Un Grenelle sinon rien ?

De l’art de ne pas se faire des amis. Je vais en effet écrire des choses désagréables sur des gens que j’apprécie généralement. Et pourtant, je crois bien appartenir à ce vaste mouvement pour la protection de la nature, protéiforme, étrange et méconnu, né en France il y a près de quarante ans. L’histoire de ce dernier reste approximative, car elle n’a pas encore été écrite.

Permettez-moi de la résumer à ma manière. Avant, en 1960, en 1930, en 1890, elle s’incarne dans des sociétés savantes. Des professeurs chenus, parfois avec monocle, souvent avec binocles, et toujours barbichus, se penchent sur le sort de la nature. Du point de vue de telle espèce curieuse. Ou pour estimer qu’en tel lieu – l’archipel des Sept-Îles, vers 1910, par exemple – les hommes détruisent tout de même un peu trop. En somme, rien. Ou plutôt rien d’autre que de belles connaissances inutiles. Ce qui n’est pas inutile.

1968 voit émerger une vraie critique écologique et sociale de ce qu’on appelle alors le capitalisme. Et les sociétés savantes sont percutées par le mouvement de la jeunesse. Il en sort un machin complexe et ramifié, appelé Fédération française des sociétés de protection de la nature (FFSPN), qui deviendra France Nature Environnement (FNE). Laquelle fédération regroupe, d’après ses chiffres en tout cas, 3 000 associations locales et régionales, parmi lesquelles la Frapna, Bretagne Vivante, Nature Centre, Nord Nature, etc.

Avant, et surtout après, d’autres structures émergent. La Ligue pour la protection des oiseaux (LPO), en fait la grande ancêtre, des antennes nationales du WWF ou de Greenpeace, les dissidents de Robin des Bois, et une multitude d’associations centrées sur telle ou telle question particulière.

Bien entendu, j’oublie beaucoup de gens, qui me pardonneront. Ce n’est pas un livre. Ce mouvement est en tout cas, au long de ses méandres, fort méprisé, ou intégré, ce qui n’est guère mieux. Les forces politiques connues ont l’invective facile, et ne se privent guère d’employer le florilège complet des insultes. Les écologistes de terrain seront tous, à un moment ou à un autre, des demeurés, des intégristes, des terroristes, des imbéciles. Des ennemis du progrès en marche.
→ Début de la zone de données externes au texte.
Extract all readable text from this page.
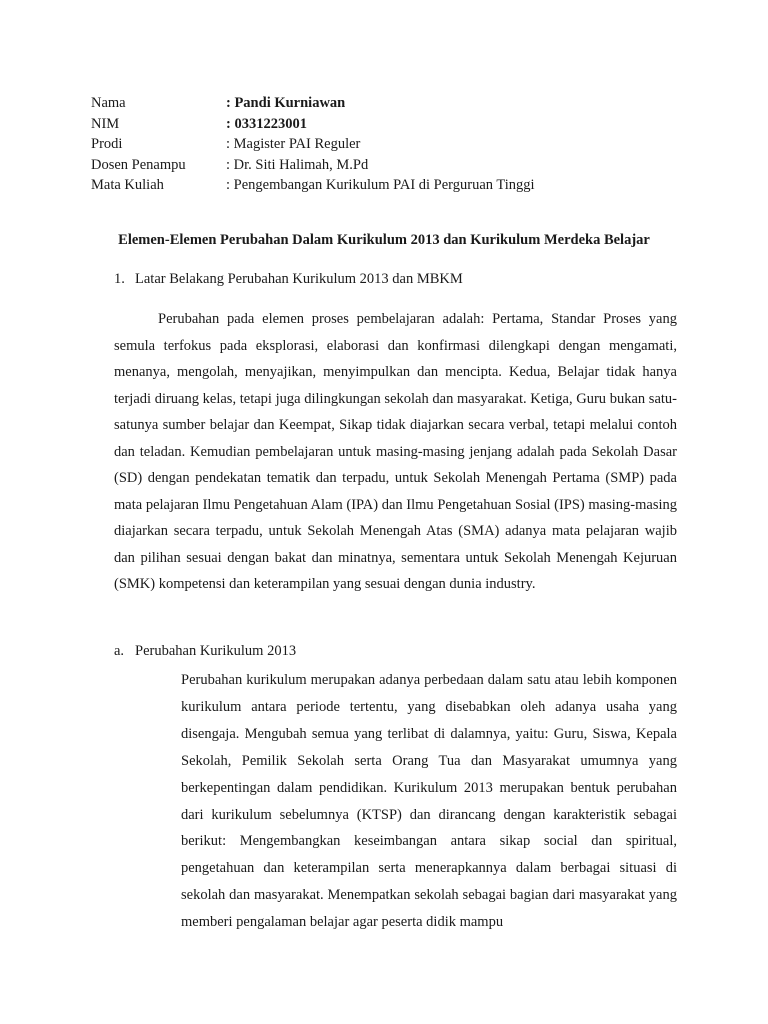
Nama	: Pandi Kurniawan
NIM	: 0331223001
Prodi	: Magister PAI Reguler
Dosen Penampu	: Dr. Siti Halimah, M.Pd
Mata Kuliah	: Pengembangan Kurikulum PAI di Perguruan Tinggi
Elemen-Elemen Perubahan Dalam Kurikulum 2013 dan Kurikulum Merdeka Belajar
1. Latar Belakang Perubahan Kurikulum 2013 dan MBKM

Perubahan pada elemen proses pembelajaran adalah: Pertama, Standar Proses yang semula terfokus pada eksplorasi, elaborasi dan konfirmasi dilengkapi dengan mengamati, menanya, mengolah, menyajikan, menyimpulkan dan mencipta. Kedua, Belajar tidak hanya terjadi diruang kelas, tetapi juga dilingkungan sekolah dan masyarakat. Ketiga, Guru bukan satu-satunya sumber belajar dan Keempat, Sikap tidak diajarkan secara verbal, tetapi melalui contoh dan teladan. Kemudian pembelajaran untuk masing-masing jenjang adalah pada Sekolah Dasar (SD) dengan pendekatan tematik dan terpadu, untuk Sekolah Menengah Pertama (SMP) pada mata pelajaran Ilmu Pengetahuan Alam (IPA) dan Ilmu Pengetahuan Sosial (IPS) masing-masing diajarkan secara terpadu, untuk Sekolah Menengah Atas (SMA) adanya mata pelajaran wajib dan pilihan sesuai dengan bakat dan minatnya, sementara untuk Sekolah Menengah Kejuruan (SMK) kompetensi dan keterampilan yang sesuai dengan dunia industry.

a. Perubahan Kurikulum 2013

Perubahan kurikulum merupakan adanya perbedaan dalam satu atau lebih komponen kurikulum antara periode tertentu, yang disebabkan oleh adanya usaha yang disengaja. Mengubah semua yang terlibat di dalamnya, yaitu: Guru, Siswa, Kepala Sekolah, Pemilik Sekolah serta Orang Tua dan Masyarakat umumnya yang berkepentingan dalam pendidikan. Kurikulum 2013 merupakan bentuk perubahan dari kurikulum sebelumnya (KTSP) dan dirancang dengan karakteristik sebagai berikut: Mengembangkan keseimbangan antara sikap social dan spiritual, pengetahuan dan keterampilan serta menerapkannya dalam berbagai situasi di sekolah dan masyarakat. Menempatkan sekolah sebagai bagian dari masyarakat yang memberi pengalaman belajar agar peserta didik mampu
Beaucoup choisiront la voie du compromis avec l’État. Et les subsides publics qui vont avec. Des milliers siègent, au moment où j’écris, dans quantité de commissions officielles, départementales dans la plupart des cas. Ce que j’appelle l’intégration. Avec fil à la patte.

Et d’autres, financés par les entreprises et/ou les dons privés, affichent une indépendance nettement plus ferme par rapport aux choix politiques généraux de la France. Ce qui n’est pas rien. Notez que, dans les deux cas, je ne cite personne. Non pas que j’aie la moindre crainte, croyez-moi. Mais seulement parce que ce n’est ni le lieu, ni le moment. Cela viendra.

Ce qui compte ici, c’est que ce mouvement multiforme a été tenu aux marges de la société officielle. Qu’il a été ignoré, bafoué, maltraité comme aucun autre. Le moindre roitelet politique, le plus petit marquis local se sont permis pendant des décennies de faire des cartons faciles sur le gentil ornithologue, sur le discret naturaliste amoureux du criquet d’Italie, sur l’aimable défenseur de la vie. Nul ne protestait. Et nul en tout cas ne trouvait le moyen de riposter à la hauteur de ce qu’il faut bien nommer offense.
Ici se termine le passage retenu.